Does anyone know how to allow a web site once K has blocked it???

I feel for anyone using Aweber and having visitors using K if it turns out to be a false alarm

[oimdiane]

Well right after making my post, I wanted to let everyone know that I successfully visited the aweber website (which I could not get near last night). So it looks like Kaspersky "fixed" the problem or Aweber did.

[Steven Wagenheim]

Quote:

Originally Posted by oimdiane

Well right after making my post, I wanted to let everyone know that I successfully visited the aweber website (which I could not get near last night). So it looks like Kaspersky "fixed" the problem or Aweber did.

Still getting the virus message on this end.

[Michael Oksa]

Quote:

Originally Posted by Bev Clement

I was going to come and ask the same question, because I received an email from someone whose list I'm on. There was a link for today's download, and immediately Kaspersky blocked it as having a js which is used to steal passwords and credit card details.

It isn't only not being able to get into your login details, but all customers who use kaspersky are being told that aweber has this problem.

Thank you Bev for alerting me to this problem earlier today.

Hopefully it's a minority of my list who has Kaspersky, but even that would be small consolation. I have worked hard to build a solid reputation, and while I'm not that worried about it, I do wonder some people on my list will think if they see an email from me is being flagged as a phishing scam.

With any luck the problem will be fixed sooner rather than later.

All the best,
Michael

p.s. Stuff like this seems to come up once in a while, and makes for a good reminder to have back up plans for the things we tend to take for granted.

[Fernando Veloso]

Good to know things are fixed for some of you guys. What about you Steven?

[onehour]

IT'S LIKELY AFFECTING YOUR SUBSCRIBERS

the real problem is that it is affecting subscribers. I have had two (KNOWN) unsubscribes today saying that the links in my email newsletter (which are aweber tracking links) were flagged by Kaspersky as a "dangerous site"

My list haVs hundreds of US military people that read my newsletter (thorugh aweber) and access my site from secure faiclities, so if word gets out that they think my site is unsafe (even though it's an aweber/Kaspersky thing) -- I am going to be in trouble. They are quick to ban access to sites that have security issues.

I did put a ticket into Aweber today and they said they are working on it.

I would encourage you if you are having problems or getting complaints to put a ticket into Aweber also -- so that they can measure the severity of this and prioritize it.

[Kris.Sm]

Quote:

Originally Posted by Steven Wagenheim

Okay, this is serious. I just tried to get to my Aweber login and Kaspersky
is identifying the URL as having some kind of trojan or something that
steals credit card info.

Is anybody else having this problem?

Whether it's on Kaspersky's end or Awebers, until it's fixed, I can't login to
my Aweber account.

I had the same problem as well... well there wasnt any torjon with aweber.
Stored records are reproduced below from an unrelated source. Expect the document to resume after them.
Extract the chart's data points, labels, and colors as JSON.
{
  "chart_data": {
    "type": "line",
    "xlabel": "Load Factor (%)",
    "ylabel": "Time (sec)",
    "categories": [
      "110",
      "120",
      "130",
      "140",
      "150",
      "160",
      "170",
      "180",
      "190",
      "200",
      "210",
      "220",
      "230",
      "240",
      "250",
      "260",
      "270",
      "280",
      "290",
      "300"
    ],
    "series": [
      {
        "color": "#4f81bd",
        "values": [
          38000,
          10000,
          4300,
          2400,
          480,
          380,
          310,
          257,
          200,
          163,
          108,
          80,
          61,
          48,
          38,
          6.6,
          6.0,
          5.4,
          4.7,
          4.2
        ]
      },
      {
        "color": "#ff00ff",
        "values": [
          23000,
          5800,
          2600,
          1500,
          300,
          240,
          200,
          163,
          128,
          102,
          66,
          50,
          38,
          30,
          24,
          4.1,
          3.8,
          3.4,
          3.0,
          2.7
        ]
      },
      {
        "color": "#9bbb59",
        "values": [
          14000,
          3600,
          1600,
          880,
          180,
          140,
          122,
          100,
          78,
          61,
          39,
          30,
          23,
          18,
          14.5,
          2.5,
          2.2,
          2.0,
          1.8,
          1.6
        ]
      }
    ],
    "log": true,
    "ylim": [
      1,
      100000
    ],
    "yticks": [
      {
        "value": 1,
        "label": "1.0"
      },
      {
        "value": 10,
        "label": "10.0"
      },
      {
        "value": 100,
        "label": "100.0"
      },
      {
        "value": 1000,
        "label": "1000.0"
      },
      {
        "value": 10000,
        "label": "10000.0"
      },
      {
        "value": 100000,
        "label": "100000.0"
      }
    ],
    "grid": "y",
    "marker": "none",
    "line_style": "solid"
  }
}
But my kaspersky just wont allow me to. I had to access tht website which was given to me by a warrior member. Paused the protection of Kaspersky and then did my work..Later i did an virus update on kas and it didnt show tht problem again..

[infoweb]

Hi guys,

I'm getting the same problem, I'm using Kaspersky 2009 and when I visit my own sites with aweber forms it gives the message and blocks me from completing the signup forms.

Have contacted Kaspersky about this but no response yet.

Mark

[Steven Wagenheim]

Quote:

Originally Posted by infoweb

Hi guys,

I'm getting the same problem, I'm using Kaspersky 2009 and when I visit my own sites with aweber forms it gives the message and blocks me from completing the signup forms.

Have contacted Kaspersky about this but no response yet.

Mark

I've disabled the message for the site. Have you heard back from them or
does anybody know if this has been fixed yet?

[iw433]

I don't know what's going on but I have not had any problems with aweber and I have the big "K" anti-virus program. Just pulled up aweber a few minutes ago. Logged in last night no problem. Even added a new autoresponder to my account.